Reputation: 317
When running the algorithm on the string 'AEKEAAEKEAAEKEA$
' looking for the longest substring with at least 3 occurences all the nodes in the suffix tree have maximum 2 branches, how can that be?
The correct result should be the substring 'AEKEA
'.
You can easily see the tree in the online suffix tree builder
I just followed the Wikipedi description:
"The problem of finding the longest substring with at least k occurrences can be found by first preprocessing the tree to count the number of leaf descendants for each internal node, and then finding the deepest node with at least k descendants"
What am I missing here?
Thank you.
Upvotes: 1
Views: 2745
Reputation: 4216
I don't think that website is correct.
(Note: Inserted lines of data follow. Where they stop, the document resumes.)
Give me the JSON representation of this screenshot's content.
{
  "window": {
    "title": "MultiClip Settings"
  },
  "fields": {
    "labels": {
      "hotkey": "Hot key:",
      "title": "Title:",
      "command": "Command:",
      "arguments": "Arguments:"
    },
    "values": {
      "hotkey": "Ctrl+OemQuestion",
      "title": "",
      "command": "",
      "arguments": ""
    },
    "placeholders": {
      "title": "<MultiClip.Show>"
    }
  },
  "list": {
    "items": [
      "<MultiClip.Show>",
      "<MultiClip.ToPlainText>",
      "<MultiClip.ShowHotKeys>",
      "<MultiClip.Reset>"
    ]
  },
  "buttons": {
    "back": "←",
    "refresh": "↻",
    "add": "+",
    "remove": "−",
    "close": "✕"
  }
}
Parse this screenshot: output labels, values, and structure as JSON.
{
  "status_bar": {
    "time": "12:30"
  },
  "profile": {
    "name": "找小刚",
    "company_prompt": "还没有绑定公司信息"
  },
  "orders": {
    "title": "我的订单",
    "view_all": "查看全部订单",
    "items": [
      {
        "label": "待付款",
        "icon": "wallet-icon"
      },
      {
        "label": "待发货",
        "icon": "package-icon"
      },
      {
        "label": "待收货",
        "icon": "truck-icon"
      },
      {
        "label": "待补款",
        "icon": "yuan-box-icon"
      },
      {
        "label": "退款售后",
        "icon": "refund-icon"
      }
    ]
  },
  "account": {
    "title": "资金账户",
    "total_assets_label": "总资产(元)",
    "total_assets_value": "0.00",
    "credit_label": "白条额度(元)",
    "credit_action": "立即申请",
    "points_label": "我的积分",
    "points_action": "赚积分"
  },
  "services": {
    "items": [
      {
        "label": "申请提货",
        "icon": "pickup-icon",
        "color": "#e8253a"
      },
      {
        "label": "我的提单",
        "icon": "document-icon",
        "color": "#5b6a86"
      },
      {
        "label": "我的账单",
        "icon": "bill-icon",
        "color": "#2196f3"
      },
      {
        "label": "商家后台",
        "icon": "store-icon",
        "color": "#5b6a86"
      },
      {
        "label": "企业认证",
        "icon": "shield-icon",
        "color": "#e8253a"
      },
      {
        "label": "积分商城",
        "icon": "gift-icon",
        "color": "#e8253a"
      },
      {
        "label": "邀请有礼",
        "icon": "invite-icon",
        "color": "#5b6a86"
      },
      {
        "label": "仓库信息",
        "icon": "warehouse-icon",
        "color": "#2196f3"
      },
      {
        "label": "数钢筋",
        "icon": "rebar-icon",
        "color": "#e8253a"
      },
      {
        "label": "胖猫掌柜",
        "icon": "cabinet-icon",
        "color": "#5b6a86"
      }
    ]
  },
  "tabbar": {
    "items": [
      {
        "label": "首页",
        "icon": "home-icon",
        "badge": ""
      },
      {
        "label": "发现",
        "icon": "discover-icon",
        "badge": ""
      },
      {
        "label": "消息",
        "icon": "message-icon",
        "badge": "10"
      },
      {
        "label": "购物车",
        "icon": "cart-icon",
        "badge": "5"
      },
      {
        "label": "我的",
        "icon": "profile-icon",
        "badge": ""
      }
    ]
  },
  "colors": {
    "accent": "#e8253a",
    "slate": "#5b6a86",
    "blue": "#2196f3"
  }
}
When I run 'AEKEAAEKEAAEKEA' through my suffix tree, I get the following tree.
└── (0)
├── (27) $
├── (6) A
│ ├── (26) $
│ ├── (16) AEKEA
│ │ ├── (17) $
│ │ └── (7) AEKEA$
│ └── (18) EKEA
│ ├── (19) $
│ └── (8) AEKEA
│ ├── (9) $
│ └── (1) AEKEA$
├── (4) E
│ ├── (24) A
│ │ ├── (25) $
│ │ └── (14) AEKEA
│ │ ├── (15) $
│ │ └── (5) AEKEA$
│ └── (20) KEA
│ ├── (21) $
│ └── (10) AEKEA
│ ├── (11) $
│ └── (2) AEKEA$
└── (22) KEA
├── (23) $
└── (12) AEKEA
├── (13) $
└── (3) AEKEA$
As you can see from this branch, you've found your longest substring with 3 occurences.
└── (0)
├── (27) $
├── (6) A
│ ├── (26) $
│ ├── (16) AEKEA
│ │ ├── (17) $
│ │ └── (7) AEKEA$
│ └── (18) EKEA
│ ├── (19) $
│ └── (8) AEKEA
│ ├── (9) $
│ └── (1) AEKEA$
Upvotes: 3